Où regarder ses films et séries aujourd’hui ?

La disponibilité des œuvres de Jean-Pascal Zadi varie selon leur période. Les productions récentes sont les plus simples à trouver : En place est associée à Netflix, tandis que Tout simplement noir circule selon les périodes sur les catalogues de vidéo à la demande, les plateformes TV ou les rediffusions.

Pour les programmes télé et web, il faut regarder du côté des diffuseurs d’origine : Canal+ pour le Before du Grand Journal, Mouv’ pour Débattle, France.tv pour certains formats web comme Craignos. D’autres apparitions ou pastilles ont aussi été associées à des chaînes ou plateformes comme D17 et RTI, selon les périodes de diffusion.

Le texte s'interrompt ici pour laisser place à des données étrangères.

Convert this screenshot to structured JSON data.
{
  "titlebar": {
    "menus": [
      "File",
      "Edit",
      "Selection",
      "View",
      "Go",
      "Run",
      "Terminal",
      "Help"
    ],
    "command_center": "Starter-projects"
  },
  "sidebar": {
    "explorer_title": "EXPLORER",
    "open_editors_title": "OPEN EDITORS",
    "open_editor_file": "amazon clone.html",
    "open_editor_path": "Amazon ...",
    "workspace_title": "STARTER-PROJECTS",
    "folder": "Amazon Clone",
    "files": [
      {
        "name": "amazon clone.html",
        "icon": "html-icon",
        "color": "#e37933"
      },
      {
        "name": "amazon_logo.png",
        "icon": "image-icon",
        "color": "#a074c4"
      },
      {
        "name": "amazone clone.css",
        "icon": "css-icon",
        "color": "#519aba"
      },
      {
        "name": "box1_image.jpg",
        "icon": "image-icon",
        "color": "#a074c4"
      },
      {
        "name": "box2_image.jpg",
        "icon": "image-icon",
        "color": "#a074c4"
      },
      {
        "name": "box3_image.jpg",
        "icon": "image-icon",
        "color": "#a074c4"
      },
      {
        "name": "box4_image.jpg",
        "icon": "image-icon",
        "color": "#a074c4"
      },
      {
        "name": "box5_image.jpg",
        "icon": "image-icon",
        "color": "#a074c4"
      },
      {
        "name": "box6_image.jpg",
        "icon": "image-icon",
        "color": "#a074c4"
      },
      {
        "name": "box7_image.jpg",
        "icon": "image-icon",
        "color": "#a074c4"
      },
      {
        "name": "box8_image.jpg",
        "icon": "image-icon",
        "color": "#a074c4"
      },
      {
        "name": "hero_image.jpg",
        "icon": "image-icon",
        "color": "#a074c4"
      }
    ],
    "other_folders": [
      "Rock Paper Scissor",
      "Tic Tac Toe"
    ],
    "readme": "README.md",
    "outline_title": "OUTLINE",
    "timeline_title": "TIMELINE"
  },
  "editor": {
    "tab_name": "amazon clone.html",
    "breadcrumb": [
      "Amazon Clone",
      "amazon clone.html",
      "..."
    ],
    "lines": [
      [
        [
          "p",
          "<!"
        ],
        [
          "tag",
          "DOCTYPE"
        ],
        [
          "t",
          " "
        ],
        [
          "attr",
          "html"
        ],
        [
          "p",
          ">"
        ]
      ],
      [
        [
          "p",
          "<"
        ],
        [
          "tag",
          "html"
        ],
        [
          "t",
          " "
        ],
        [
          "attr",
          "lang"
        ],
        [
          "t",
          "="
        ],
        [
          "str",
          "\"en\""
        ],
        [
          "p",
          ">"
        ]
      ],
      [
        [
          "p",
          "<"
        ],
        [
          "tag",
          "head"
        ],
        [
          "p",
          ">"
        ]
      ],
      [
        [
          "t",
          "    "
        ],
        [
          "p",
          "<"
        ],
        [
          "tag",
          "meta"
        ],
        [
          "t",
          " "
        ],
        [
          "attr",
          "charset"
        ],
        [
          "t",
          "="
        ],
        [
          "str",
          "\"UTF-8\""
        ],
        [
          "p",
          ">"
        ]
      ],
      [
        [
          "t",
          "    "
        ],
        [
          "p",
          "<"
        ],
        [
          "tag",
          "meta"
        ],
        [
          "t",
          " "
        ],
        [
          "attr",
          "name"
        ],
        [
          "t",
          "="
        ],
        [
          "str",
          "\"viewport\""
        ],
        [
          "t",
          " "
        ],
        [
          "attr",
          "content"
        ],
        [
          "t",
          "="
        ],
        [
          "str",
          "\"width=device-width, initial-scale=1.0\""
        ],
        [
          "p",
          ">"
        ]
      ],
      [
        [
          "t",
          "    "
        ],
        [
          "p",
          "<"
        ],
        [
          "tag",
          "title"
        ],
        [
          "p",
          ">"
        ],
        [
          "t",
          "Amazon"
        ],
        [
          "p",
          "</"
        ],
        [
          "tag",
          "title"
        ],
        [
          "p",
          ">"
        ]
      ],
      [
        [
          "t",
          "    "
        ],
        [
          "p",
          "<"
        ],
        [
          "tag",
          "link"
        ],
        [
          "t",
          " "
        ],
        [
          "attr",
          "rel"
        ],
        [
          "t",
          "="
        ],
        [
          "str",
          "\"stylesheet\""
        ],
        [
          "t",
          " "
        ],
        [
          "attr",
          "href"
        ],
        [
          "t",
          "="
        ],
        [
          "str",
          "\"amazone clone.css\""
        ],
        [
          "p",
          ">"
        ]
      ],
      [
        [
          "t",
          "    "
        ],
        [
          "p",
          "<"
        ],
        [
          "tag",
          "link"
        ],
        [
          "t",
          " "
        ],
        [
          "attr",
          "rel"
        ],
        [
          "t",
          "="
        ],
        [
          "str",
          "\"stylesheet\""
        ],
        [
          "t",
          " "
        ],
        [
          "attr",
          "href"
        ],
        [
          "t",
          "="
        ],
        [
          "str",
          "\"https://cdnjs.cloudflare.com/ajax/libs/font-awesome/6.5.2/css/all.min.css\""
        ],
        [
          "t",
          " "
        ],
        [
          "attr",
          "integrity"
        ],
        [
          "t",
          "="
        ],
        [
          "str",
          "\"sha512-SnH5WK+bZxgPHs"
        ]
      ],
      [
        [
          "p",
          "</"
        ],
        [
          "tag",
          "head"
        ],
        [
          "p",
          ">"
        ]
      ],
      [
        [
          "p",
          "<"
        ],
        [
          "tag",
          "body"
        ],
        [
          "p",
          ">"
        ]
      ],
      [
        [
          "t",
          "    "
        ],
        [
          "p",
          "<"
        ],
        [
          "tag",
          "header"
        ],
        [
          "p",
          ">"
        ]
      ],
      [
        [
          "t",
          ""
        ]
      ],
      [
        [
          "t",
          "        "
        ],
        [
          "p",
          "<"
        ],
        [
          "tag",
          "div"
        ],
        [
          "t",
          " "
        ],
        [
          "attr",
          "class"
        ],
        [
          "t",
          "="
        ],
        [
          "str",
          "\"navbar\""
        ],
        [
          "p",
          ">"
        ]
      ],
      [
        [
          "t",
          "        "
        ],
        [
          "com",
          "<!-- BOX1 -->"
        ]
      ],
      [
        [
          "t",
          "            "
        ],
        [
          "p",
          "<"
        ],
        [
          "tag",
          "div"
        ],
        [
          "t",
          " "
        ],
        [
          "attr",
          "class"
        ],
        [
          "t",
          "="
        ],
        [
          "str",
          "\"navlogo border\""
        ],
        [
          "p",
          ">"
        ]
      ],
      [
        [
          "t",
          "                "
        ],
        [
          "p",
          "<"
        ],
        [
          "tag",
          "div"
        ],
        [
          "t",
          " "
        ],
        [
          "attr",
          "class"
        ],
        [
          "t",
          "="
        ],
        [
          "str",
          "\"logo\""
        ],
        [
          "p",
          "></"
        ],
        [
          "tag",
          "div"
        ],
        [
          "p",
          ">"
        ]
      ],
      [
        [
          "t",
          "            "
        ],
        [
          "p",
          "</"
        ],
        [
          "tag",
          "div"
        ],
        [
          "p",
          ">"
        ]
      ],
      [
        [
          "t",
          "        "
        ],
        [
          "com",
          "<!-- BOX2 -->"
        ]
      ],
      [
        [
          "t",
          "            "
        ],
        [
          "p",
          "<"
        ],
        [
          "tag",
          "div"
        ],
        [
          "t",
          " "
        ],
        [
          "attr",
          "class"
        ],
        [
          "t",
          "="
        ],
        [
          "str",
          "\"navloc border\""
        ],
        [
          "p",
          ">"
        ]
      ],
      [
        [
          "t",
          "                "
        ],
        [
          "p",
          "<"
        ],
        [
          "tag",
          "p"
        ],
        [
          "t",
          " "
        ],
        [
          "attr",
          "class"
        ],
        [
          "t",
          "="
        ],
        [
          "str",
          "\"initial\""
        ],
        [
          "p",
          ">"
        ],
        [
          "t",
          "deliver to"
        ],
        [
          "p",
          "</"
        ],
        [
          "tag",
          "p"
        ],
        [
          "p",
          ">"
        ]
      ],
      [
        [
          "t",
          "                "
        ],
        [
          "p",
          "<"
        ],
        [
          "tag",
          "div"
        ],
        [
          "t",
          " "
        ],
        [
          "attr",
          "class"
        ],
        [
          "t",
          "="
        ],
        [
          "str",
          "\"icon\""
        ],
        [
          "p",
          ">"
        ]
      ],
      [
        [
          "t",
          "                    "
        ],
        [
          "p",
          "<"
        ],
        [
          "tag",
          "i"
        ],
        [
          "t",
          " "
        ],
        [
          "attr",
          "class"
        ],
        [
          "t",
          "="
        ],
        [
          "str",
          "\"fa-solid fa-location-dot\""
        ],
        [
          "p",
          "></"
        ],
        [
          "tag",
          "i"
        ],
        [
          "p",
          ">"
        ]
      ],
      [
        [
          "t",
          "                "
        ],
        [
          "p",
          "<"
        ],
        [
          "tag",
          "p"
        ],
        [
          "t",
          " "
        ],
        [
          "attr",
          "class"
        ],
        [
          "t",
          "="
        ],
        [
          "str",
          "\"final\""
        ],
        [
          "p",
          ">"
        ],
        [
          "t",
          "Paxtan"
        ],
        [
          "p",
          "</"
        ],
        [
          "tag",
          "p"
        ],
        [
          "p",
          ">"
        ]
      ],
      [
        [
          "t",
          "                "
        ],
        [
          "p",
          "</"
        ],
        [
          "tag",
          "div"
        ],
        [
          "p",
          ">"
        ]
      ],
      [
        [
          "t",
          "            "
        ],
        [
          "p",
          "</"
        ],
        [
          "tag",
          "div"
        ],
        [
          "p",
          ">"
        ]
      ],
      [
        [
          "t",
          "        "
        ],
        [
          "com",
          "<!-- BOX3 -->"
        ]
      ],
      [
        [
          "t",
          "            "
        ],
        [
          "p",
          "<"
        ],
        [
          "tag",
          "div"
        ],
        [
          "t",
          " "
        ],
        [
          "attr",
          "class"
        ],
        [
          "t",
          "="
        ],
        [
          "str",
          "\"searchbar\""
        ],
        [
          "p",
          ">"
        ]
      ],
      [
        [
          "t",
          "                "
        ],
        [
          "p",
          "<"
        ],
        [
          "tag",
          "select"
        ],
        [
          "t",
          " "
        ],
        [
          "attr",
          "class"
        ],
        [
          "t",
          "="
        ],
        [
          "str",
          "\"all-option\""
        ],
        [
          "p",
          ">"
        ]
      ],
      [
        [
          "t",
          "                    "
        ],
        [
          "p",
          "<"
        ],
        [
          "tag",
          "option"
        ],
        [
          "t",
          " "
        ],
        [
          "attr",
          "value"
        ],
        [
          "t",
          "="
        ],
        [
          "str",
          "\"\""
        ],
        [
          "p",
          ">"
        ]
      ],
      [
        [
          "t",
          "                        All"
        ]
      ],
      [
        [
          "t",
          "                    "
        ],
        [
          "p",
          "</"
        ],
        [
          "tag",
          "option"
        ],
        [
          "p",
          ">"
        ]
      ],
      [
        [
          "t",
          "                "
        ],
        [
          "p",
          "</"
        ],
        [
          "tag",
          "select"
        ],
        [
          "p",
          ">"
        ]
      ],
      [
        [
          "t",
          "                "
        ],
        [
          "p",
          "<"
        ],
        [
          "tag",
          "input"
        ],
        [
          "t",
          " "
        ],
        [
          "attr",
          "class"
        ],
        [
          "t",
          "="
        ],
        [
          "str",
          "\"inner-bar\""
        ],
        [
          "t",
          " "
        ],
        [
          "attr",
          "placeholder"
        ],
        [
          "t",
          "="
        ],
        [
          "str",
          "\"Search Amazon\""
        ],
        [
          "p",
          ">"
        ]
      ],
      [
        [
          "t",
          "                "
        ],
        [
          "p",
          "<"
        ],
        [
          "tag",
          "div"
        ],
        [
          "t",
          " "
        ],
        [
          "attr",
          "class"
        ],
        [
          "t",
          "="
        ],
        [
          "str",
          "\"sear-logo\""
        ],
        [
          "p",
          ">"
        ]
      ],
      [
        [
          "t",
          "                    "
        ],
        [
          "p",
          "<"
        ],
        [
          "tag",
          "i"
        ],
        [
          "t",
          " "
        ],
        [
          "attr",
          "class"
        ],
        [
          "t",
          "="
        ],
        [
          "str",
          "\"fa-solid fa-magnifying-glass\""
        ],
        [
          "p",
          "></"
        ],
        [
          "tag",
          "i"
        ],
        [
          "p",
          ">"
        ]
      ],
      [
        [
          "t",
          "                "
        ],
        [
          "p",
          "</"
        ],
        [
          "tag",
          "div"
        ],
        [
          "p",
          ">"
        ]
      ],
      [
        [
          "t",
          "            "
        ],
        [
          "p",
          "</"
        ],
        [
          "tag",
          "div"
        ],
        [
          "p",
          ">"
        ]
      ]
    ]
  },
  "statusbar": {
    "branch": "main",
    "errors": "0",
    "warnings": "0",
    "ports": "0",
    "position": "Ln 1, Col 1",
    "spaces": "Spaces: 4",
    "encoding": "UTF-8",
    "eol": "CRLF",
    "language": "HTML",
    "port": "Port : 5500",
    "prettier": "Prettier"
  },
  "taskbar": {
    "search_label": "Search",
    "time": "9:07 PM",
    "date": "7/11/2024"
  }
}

Les premiers films indépendants, notamment Cramé, African Gangster et Sans pudeur ni morale, sont plus difficiles à trouver légalement en accès immédiat. Leur circulation a souvent été liée à la vidéo, aux réseaux indépendants ou à des mises en ligne ponctuelles. Pour les rechercher, mieux vaut combiner les catalogues VOD, les médiathèques numériques, les fiches de distributeurs et les pages officielles des sociétés ou artistes associés.